Florida Primary Heating Up
January 5th, 2012 by Mike VasilindaThe second guessing over Florida’s move to an early primary is over. Republican leaders are patting themselves on the back for making the state relevant in choosing their Presidential nominee, and Florida GOP voters are already lining up to make their votes count.
More than 4 hundred thousand GOP voters have already requested absentee ballots.
Television ads are starting to hit Florida airwaves,
And mailboxes will soon be filling up with postcards from candidates, Florida’s move to an early primary date is making the state a player says FSU political scientist Bob Jackson.
“You know, I think Florida is really, if not proving, demonstrating that this early move enabled it to have that influence,” says Jackson.

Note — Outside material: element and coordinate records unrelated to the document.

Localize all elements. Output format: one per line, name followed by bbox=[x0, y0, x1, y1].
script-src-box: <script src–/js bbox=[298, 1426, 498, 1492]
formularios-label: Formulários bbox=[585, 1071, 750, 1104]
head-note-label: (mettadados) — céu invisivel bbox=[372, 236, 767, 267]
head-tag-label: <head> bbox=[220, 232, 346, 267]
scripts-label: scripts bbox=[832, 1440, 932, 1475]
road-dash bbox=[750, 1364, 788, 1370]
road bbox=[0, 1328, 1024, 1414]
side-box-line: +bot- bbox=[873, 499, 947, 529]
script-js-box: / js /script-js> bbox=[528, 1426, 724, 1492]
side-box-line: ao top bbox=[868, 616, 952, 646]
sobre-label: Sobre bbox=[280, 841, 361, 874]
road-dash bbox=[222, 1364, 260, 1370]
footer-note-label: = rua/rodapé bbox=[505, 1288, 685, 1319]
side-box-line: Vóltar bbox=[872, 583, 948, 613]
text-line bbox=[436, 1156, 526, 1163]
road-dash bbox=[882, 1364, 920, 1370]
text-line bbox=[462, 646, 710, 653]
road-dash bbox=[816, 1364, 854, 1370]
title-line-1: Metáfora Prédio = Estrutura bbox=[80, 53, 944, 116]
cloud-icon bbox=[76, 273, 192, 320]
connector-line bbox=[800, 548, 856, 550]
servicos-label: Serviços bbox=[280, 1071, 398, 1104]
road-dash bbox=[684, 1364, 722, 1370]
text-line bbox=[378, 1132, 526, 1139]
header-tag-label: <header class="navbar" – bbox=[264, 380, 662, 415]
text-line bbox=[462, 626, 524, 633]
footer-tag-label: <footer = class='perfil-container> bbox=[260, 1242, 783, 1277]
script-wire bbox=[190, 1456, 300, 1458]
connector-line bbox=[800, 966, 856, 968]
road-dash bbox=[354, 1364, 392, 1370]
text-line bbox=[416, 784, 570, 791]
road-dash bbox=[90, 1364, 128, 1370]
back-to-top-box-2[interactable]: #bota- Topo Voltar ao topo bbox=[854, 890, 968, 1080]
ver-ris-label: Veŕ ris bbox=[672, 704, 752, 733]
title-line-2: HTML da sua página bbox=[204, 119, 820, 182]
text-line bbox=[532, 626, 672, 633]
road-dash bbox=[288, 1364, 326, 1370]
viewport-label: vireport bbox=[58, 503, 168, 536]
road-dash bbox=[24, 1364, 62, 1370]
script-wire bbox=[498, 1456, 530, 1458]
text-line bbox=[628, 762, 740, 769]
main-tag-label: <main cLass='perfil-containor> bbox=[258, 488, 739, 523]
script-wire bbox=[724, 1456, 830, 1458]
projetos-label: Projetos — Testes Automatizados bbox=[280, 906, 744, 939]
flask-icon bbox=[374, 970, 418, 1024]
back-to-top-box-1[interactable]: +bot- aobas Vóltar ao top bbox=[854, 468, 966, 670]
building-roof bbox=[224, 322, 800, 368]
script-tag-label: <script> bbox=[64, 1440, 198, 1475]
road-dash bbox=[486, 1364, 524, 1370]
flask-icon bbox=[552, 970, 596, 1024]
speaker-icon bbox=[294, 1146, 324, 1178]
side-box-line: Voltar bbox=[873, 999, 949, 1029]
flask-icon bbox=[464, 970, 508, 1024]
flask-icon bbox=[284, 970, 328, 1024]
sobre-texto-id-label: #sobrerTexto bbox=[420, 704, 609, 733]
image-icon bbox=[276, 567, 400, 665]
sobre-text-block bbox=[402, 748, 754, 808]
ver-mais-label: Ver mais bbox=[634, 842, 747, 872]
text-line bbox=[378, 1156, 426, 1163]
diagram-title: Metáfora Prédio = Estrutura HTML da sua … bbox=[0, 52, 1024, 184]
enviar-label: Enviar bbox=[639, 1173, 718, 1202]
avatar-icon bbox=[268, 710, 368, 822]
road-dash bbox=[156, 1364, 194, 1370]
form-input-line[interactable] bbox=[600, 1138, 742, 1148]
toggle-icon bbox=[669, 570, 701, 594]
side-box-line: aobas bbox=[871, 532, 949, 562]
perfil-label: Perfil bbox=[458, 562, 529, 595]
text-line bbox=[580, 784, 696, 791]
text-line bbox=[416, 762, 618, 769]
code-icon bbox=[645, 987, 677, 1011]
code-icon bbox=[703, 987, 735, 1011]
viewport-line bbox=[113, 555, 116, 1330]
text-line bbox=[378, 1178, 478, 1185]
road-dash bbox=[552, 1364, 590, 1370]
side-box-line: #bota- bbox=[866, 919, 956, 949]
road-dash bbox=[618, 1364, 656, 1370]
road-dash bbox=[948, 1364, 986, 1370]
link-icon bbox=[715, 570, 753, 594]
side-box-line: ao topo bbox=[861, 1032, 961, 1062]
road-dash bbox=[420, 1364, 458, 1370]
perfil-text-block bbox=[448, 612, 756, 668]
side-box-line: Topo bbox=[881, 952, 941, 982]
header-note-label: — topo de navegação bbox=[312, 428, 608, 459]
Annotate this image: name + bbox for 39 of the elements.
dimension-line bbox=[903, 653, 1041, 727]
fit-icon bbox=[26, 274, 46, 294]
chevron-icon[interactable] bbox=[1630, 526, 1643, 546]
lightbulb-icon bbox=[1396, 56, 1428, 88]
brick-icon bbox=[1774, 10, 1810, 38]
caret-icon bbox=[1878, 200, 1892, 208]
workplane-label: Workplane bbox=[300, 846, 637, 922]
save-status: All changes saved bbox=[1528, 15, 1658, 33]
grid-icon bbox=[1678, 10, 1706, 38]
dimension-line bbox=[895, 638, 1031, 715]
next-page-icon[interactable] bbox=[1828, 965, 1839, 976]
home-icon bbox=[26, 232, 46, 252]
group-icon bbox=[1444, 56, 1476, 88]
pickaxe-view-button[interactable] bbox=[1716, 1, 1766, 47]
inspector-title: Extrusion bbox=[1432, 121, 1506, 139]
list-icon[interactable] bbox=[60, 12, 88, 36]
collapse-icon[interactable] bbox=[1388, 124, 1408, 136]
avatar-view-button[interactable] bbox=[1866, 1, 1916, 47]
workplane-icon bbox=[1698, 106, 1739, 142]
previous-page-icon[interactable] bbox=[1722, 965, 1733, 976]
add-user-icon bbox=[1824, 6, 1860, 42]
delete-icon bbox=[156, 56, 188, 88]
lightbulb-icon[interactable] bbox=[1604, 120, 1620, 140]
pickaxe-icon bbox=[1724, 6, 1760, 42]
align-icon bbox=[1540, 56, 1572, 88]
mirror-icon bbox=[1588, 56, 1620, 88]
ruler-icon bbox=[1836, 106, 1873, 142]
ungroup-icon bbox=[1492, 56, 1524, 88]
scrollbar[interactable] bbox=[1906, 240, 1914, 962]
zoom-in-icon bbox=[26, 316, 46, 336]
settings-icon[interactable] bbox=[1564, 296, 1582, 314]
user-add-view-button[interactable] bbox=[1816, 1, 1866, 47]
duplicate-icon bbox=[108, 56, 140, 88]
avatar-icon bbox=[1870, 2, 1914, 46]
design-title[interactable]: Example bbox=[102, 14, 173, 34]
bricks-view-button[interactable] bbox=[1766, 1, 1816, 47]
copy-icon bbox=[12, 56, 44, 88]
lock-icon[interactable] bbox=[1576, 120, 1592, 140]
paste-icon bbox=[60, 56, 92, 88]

The state is paying a price…losing half of it’s delegates…maybe. The National party is already going easy on state Republicans.
The national party had a chance to get tough with Florida Republicans by enforcing a rule that would have given proportional delegates to each of the candidates, but it didn’t, and that only makes Florida’s primary that much more important.
Republican Party of Florida Spokesman Brian Hughes says the early date is giving Florida voters the attention they deserve. “Campaigns have to come here and prove that they are viable. They have to prove they have organization, and resources to run a big large scale campaign. And that’s what its going to take to beat Barack Obama, so its a good testing ground for these candidates” says Hughes.
Florida will be the first big state to vote…the question is whether it will do for one candidate what it did four years ago…propel them to the nomination.
The number of absentee ballots requested by Florida Republicans is more than three times the number of people who participated in the Iowa Caucuses, and it is about twice the number expected to cast a ballot in New Hampshire.